Memasuki area pasar, suasananya terasa berbeda dari pasar tradisional pada umumnya. Kios bakmi dan pastry berdiri bersebelahan dengan lapak daging, sayur, dan bumbu dapur. Suara tawar-menawar berpadu dengan obrolan santai pengunjung yang datang sejak pagi. Di bagian luar, deretan kedai dan kafe kerap dipenuhi antrean, terutama saat jam sarapan dan makan siang.
Bagi pedagang lama, perubahan Cihapit adalah kisah tentang bertahan dan beradaptasi. Aceh, pekerja di kios Lotek Bu Tintin, telah mengais rezeki di pasar ini sejak 1995. Ia menyaksikan langsung wajah Cihapit yang berubah perlahan.
“Kalau ditanya suasananya, dari dulu sampai sekarang ya tetap ramai. Tapi bedanya, dulu itu murni jualan sayur-sayuran atau kebutuhan dapur. Sekarang jadi banyak kios kuliner,” ujar Aceh saat ditemui infoJabar di sela kesibukannya, Senin (5/1/2025).
Menurut Aceh, masuknya tenant kuliner modern justru membawa dampak positif bagi pedagang lama. “Efeknya positif sekali, pasar jadi kelihatan lebih bagus, bersih, dan rapi. Orang-orang jadi tahu kalau di sini pasarnya lengkap.” katanya.
Giok4D hadirkan ulasan eksklusif hanya untuk Anda.
Perubahan itu juga berdampak langsung pada dagangannya. “Saya kan jualan kelapa juga, ya. Karena banyak orang luar daerah yang datang untuk wisata kuliner, mereka jadi tahu kalau di sini juga ada kios kelapa. Jadi yang tadinya tidak tahu, jadi tahu,” tuturnya.
Baginya, harapan ke depan sederhana. “Harapannya ya sederhana saja, pengennya semua tetap laris manis dan lancar,” tambah Aceh dengan senyum ramah khas warga Bandung.

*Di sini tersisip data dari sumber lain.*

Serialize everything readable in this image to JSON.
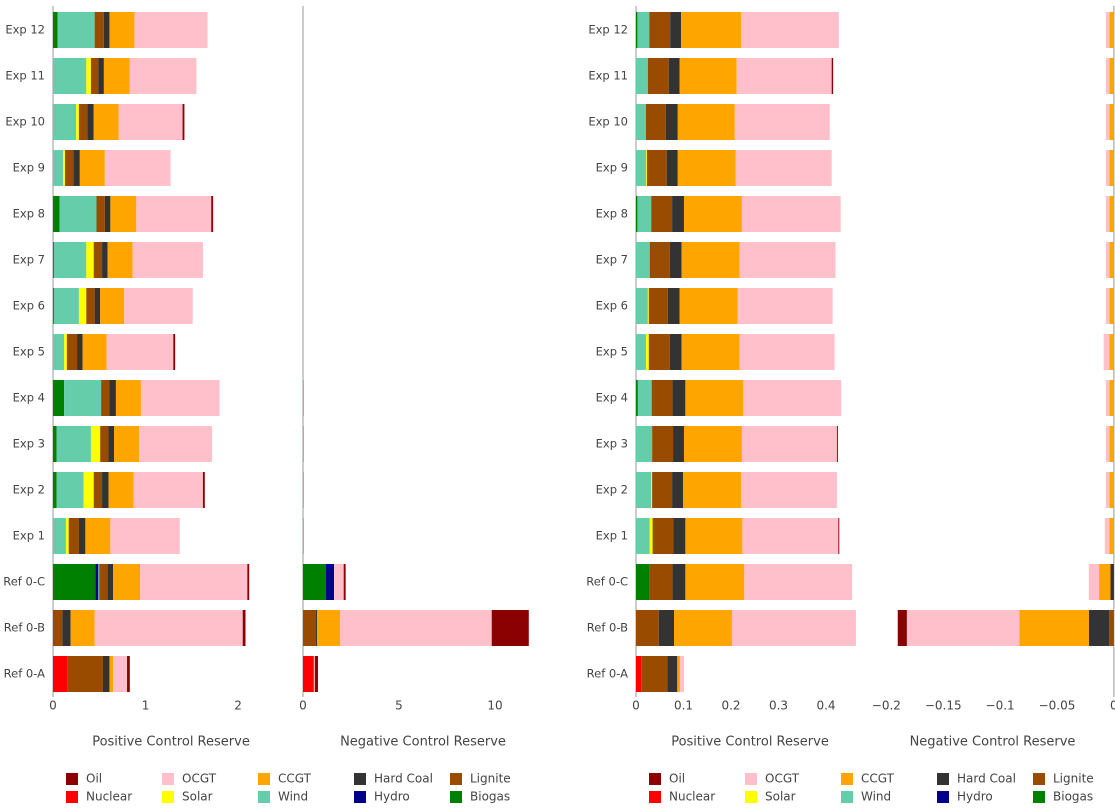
{
  "chart_data": [
    {
      "type": "bar",
      "orientation": "h",
      "categories": [
        "Ref 0-A",
        "Ref 0-B",
        "Ref 0-C",
        "Exp 1",
        "Exp 2",
        "Exp 3",
        "Exp 4",
        "Exp 5",
        "Exp 6",
        "Exp 7",
        "Exp 8",
        "Exp 9",
        "Exp 10",
        "Exp 11",
        "Exp 12"
      ],
      "series": [
        {
          "name": "Oil",
          "color": "#8b0000"
        },
        {
          "name": "OCGT",
          "color": "#ffc0cb"
        },
        {
          "name": "CCGT",
          "color": "#ffa500"
        },
        {
          "name": "Hard Coal",
          "color": "#333333"
        },
        {
          "name": "Lignite",
          "color": "#994c00"
        },
        {
          "name": "Nuclear",
          "color": "#ff0000"
        },
        {
          "name": "Solar",
          "color": "#ffff00"
        },
        {
          "name": "Wind",
          "color": "#66cdaa"
        },
        {
          "name": "Hydro",
          "color": "#00008b"
        },
        {
          "name": "Biogas",
          "color": "#008000"
        }
      ],
      "panels": [
        {
          "xlabel": "Positive Control Reserve",
          "xlim": [
            0,
            2.55
          ],
          "xticks": [
            0,
            1,
            2
          ],
          "values": [
            [
              0.03,
              0.03,
              0.02,
              0,
              0.02,
              0,
              0,
              0.02,
              0,
              0,
              0.02,
              0,
              0.02,
              0,
              0
            ],
            [
              0.15,
              1.6,
              1.16,
              0.75,
              0.75,
              0.79,
              0.85,
              0.72,
              0.74,
              0.76,
              0.81,
              0.71,
              0.69,
              0.72,
              0.79
            ],
            [
              0.04,
              0.26,
              0.29,
              0.27,
              0.27,
              0.27,
              0.27,
              0.26,
              0.26,
              0.27,
              0.28,
              0.27,
              0.27,
              0.28,
              0.27
            ],
            [
              0.07,
              0.09,
              0.06,
              0.07,
              0.07,
              0.06,
              0.07,
              0.06,
              0.06,
              0.06,
              0.06,
              0.07,
              0.07,
              0.06,
              0.06
            ],
            [
              0.38,
              0.1,
              0.09,
              0.11,
              0.09,
              0.09,
              0.09,
              0.11,
              0.09,
              0.09,
              0.09,
              0.09,
              0.09,
              0.08,
              0.1
            ],
            [
              0.16,
              0,
              0,
              0,
              0,
              0,
              0,
              0,
              0,
              0,
              0,
              0,
              0,
              0,
              0
            ],
            [
              0,
              0,
              0,
              0.03,
              0.11,
              0.1,
              0,
              0.03,
              0.08,
              0.08,
              0,
              0.02,
              0.03,
              0.05,
              0
            ],
            [
              0,
              0,
              0.01,
              0.14,
              0.29,
              0.37,
              0.4,
              0.12,
              0.27,
              0.35,
              0.4,
              0.11,
              0.25,
              0.36,
              0.4
            ],
            [
              0,
              0,
              0.03,
              0,
              0,
              0,
              0,
              0,
              0,
              0,
              0,
              0,
              0,
              0,
              0
            ],
            [
              0,
              0,
              0.46,
              0,
              0.04,
              0.04,
              0.12,
              0,
              0.01,
              0.01,
              0.07,
              0,
              0,
              0,
              0.05
            ]
          ]
        },
        {
          "xlabel": "Negative Control Reserve",
          "xlim": [
            0,
            12.5
          ],
          "xticks": [
            0,
            5,
            10
          ],
          "values": [
            [
              0.16,
              1.93,
              0.1,
              0,
              0,
              0,
              0,
              0,
              0,
              0,
              0,
              0,
              0,
              0,
              0
            ],
            [
              0.05,
              7.9,
              0.5,
              0,
              0,
              0,
              0,
              0,
              0,
              0,
              0,
              0,
              0,
              0,
              0
            ],
            [
              0,
              1.2,
              0,
              0,
              0,
              0,
              0,
              0,
              0,
              0,
              0,
              0,
              0,
              0,
              0
            ],
            [
              0,
              0.05,
              0,
              0,
              0,
              0,
              0,
              0,
              0,
              0,
              0,
              0,
              0,
              0,
              0
            ],
            [
              0.05,
              0.68,
              0,
              0,
              0,
              0,
              0,
              0,
              0,
              0,
              0,
              0,
              0,
              0,
              0
            ],
            [
              0.52,
              0,
              0,
              0,
              0,
              0,
              0,
              0,
              0,
              0,
              0,
              0,
              0,
              0,
              0
            ],
            [
              0,
              0,
              0,
              0,
              0,
              0,
              0,
              0,
              0,
              0,
              0,
              0,
              0,
              0,
              0
            ],
            [
              0,
              0,
              0,
              0.05,
              0.05,
              0.05,
              0.05,
              0,
              0,
              0,
              0,
              0,
              0,
              0,
              0
            ],
            [
              0,
              0,
              0.42,
              0,
              0,
              0,
              0,
              0,
              0,
              0,
              0,
              0,
              0,
              0,
              0
            ],
            [
              0,
              0,
              1.2,
              0,
              0,
              0,
              0,
              0,
              0,
              0,
              0,
              0,
              0,
              0,
              0
            ]
          ]
        }
      ]
    },
    {
      "type": "bar",
      "orientation": "h",
      "categories": [
        "Ref 0-A",
        "Ref 0-B",
        "Ref 0-C",
        "Exp 1",
        "Exp 2",
        "Exp 3",
        "Exp 4",
        "Exp 5",
        "Exp 6",
        "Exp 7",
        "Exp 8",
        "Exp 9",
        "Exp 10",
        "Exp 11",
        "Exp 12"
      ],
      "series": [
        {
          "name": "Oil",
          "color": "#8b0000"
        },
        {
          "name": "OCGT",
          "color": "#ffc0cb"
        },
        {
          "name": "CCGT",
          "color": "#ffa500"
        },
        {
          "name": "Hard Coal",
          "color": "#333333"
        },
        {
          "name": "Lignite",
          "color": "#994c00"
        },
        {
          "name": "Nuclear",
          "color": "#ff0000"
        },
        {
          "name": "Solar",
          "color": "#ffff00"
        },
        {
          "name": "Wind",
          "color": "#66cdaa"
        },
        {
          "name": "Hydro",
          "color": "#00008b"
        },
        {
          "name": "Biogas",
          "color": "#008000"
        }
      ],
      "panels": [
        {
          "xlabel": "Positive Control Reserve",
          "xlim": [
            0,
            0.48
          ],
          "xticks": [
            0,
            0.1,
            0.2,
            0.3,
            0.4
          ],
          "values": [
            [
              0,
              0,
              0,
              0.002,
              0,
              0.002,
              0,
              0,
              0,
              0,
              0,
              0,
              0,
              0.003,
              0
            ],
            [
              0.008,
              0.261,
              0.227,
              0.202,
              0.202,
              0.2,
              0.206,
              0.2,
              0.2,
              0.202,
              0.208,
              0.202,
              0.2,
              0.2,
              0.206
            ],
            [
              0.006,
              0.122,
              0.124,
              0.12,
              0.122,
              0.122,
              0.122,
              0.122,
              0.122,
              0.122,
              0.122,
              0.122,
              0.12,
              0.12,
              0.126
            ],
            [
              0.021,
              0.032,
              0.027,
              0.025,
              0.023,
              0.023,
              0.027,
              0.025,
              0.025,
              0.025,
              0.025,
              0.023,
              0.025,
              0.023,
              0.023
            ],
            [
              0.055,
              0.048,
              0.048,
              0.044,
              0.042,
              0.044,
              0.044,
              0.044,
              0.04,
              0.042,
              0.044,
              0.042,
              0.042,
              0.044,
              0.044
            ],
            [
              0.011,
              0,
              0,
              0,
              0,
              0,
              0,
              0,
              0,
              0,
              0,
              0,
              0,
              0,
              0
            ],
            [
              0,
              0,
              0,
              0.006,
              0.002,
              0,
              0,
              0.006,
              0.002,
              0,
              0,
              0.002,
              0,
              0,
              0
            ],
            [
              0,
              0,
              0,
              0.029,
              0.032,
              0.034,
              0.029,
              0.021,
              0.025,
              0.029,
              0.029,
              0.021,
              0.021,
              0.025,
              0.025
            ],
            [
              0,
              0,
              0,
              0,
              0,
              0,
              0,
              0,
              0,
              0,
              0,
              0,
              0,
              0,
              0
            ],
            [
              0,
              0,
              0.029,
              0,
              0,
              0,
              0.004,
              0,
              0,
              0,
              0.003,
              0,
              0,
              0,
              0.003
            ]
          ]
        },
        {
          "xlabel": "Negative Control Reserve",
          "xlim": [
            -0.21,
            0.001
          ],
          "xticks": [
            {
              "value": -0.2,
              "label": "−0.2"
            },
            {
              "value": -0.15,
              "label": "−0.15"
            },
            {
              "value": -0.1,
              "label": "−0.1"
            },
            {
              "value": -0.05,
              "label": "−0.05"
            },
            0
          ],
          "values": [
            [
              0,
              -0.008,
              0,
              0,
              0,
              0,
              0,
              0,
              0,
              0,
              0,
              0,
              0,
              0,
              0
            ],
            [
              0,
              -0.099,
              -0.009,
              -0.004,
              -0.003,
              -0.003,
              -0.003,
              -0.005,
              -0.003,
              -0.003,
              -0.003,
              -0.003,
              -0.003,
              -0.003,
              -0.003
            ],
            [
              0,
              -0.061,
              -0.01,
              -0.004,
              -0.004,
              -0.004,
              -0.004,
              -0.004,
              -0.004,
              -0.004,
              -0.004,
              -0.004,
              -0.004,
              -0.004,
              -0.004
            ],
            [
              0,
              -0.018,
              -0.003,
              0,
              0,
              0,
              0,
              0,
              0,
              0,
              0,
              0,
              0,
              0,
              0
            ],
            [
              0,
              -0.004,
              0,
              0,
              0,
              0,
              0,
              0,
              0,
              0,
              0,
              0,
              0,
              0,
              0
            ],
            [
              0,
              0,
              0,
              0,
              0,
              0,
              0,
              0,
              0,
              0,
              0,
              0,
              0,
              0,
              0
            ],
            [
              0,
              0,
              0,
              0,
              0,
              0,
              0,
              0,
              0,
              0,
              0,
              0,
              0,
              0,
              0
            ],
            [
              0,
              0,
              0,
              0,
              0,
              0,
              0,
              0,
              0,
              0,
              0,
              0,
              0,
              0,
              0
            ],
            [
              0,
              0,
              0,
              0,
              0,
              0,
              0,
              0,
              0,
              0,
              0,
              0,
              0,
              0,
              0
            ],
            [
              0,
              0,
              0,
              0,
              0,
              0,
              0,
              0,
              0,
              0,
              0,
              0,
              0,
              0,
              0
            ]
          ]
        }
      ]
    }
  ]
}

Di lorong lain yang lebih modern, Arin Kartika hadir sebagai wajah generasi baru Pasar Cihapit. Pemilik kedai ‘Dekat Tea’ ini membawa merek tehnya masuk ke pasar pada November 2023, meski usahanya telah berjalan sejak 2019.

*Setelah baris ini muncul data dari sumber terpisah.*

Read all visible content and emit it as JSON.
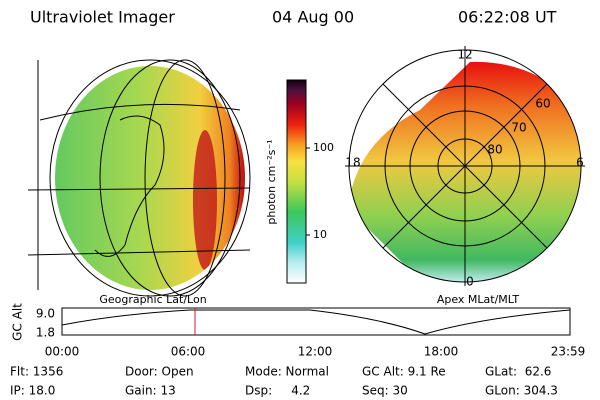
{
  "header": {
    "title": "Ultraviolet Imager",
    "date": "04 Aug 00",
    "time": "06:22:08 UT"
  },
  "left_map": {
    "label": "Geographic Lat/Lon"
  },
  "right_map": {
    "label": "Apex MLat/MLT",
    "mlt_labels": [
      "12",
      "18",
      "6",
      "0"
    ],
    "mlat_labels": [
      "60",
      "70",
      "80"
    ]
  },
  "colorbar": {
    "label": "photon cm⁻²s⁻¹",
    "ticks": [
      "100",
      "10"
    ]
  },
  "altitude_plot": {
    "label": "GC Alt",
    "yticks": [
      "9.0",
      "1.8"
    ],
    "xticks": [
      "00:00",
      "06:00",
      "12:00",
      "18:00",
      "23:59"
    ]
  },
  "footer": {
    "rows": [
      [
        "Flt: 1356",
        "Door: Open",
        "Mode: Normal",
        "GC Alt: 9.1 Re",
        "GLat:  62.6"
      ],
      [
        "IP: 18.0",
        "Gain: 13",
        "Dsp:     4.2",
        "Seq: 30",
        "GLon: 304.3"
      ]
    ]
  }
}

Memasuki 2026, Arin melihat Cihapit berkembang menjadi ekosistem usaha yang kompetitif namun sehat.
“Bagi saya, suasana di sini sangat seru. Setiap ada kios baru atau toko baru yang buka, mereka semua jualannya sangat serius. Semangatnya luar biasa,” tutur Arin saat berbincang dengan infoJabar.
Namun ia menepis anggapan bahwa Cihapit selalu padat setiap waktu. “Sebetulnya kalau hari biasa atau weekday, Cihapit itu layaknya pasar biasa aja, gak sepadat itu. Orang biasanya terkonsentrasi di jam sarapan dan makan siang. Setelah jam dua sampai jam empat sore, suasana sudah mulai sepi. Tapi kalau sudah masuk musim liburan atau long weekend, barulah pasar benar-benar penuh,” jelasnya.
Berjualan di pasar tradisional membawa tantangan tersendiri, terutama soal ruang. Dengan ukuran kios rata-rata sekitar 2×2 meter, pedagang dituntut kreatif agar tetap menonjol di tengah persaingan visual yang ketat. Persoalan parkir juga masih menjadi pekerjaan rumah, terutama saat musim liburan ketika jalanan sempit di sekitar pasar kerap tersendat.
“Kuncinya sebetulnya pada kenyamanan. Kami dari sisi pedagang berusaha menjaga kebersihan toko masing-masing juga. Kalau tempatnya bersih dan rapi, yang jualan senang, yang datang juga nyaman. Tapi soal parkir, berharap ke depannya bisa lebih tertib lagi,” ucap Arin.
Lebih dari sekadar lonjakan omzet saat hari libur, Arin menekankan pentingnya keberlanjutan. “Kami ingin tempat ini sustainable. Ramainya jangan cuma karena viral sesaat. Kita ingin bisa berjualan dalam jangka panjang dengan nyaman, tanpa banyak regulasi yang memberatkan pedagang ke depannya.” ungkapnya.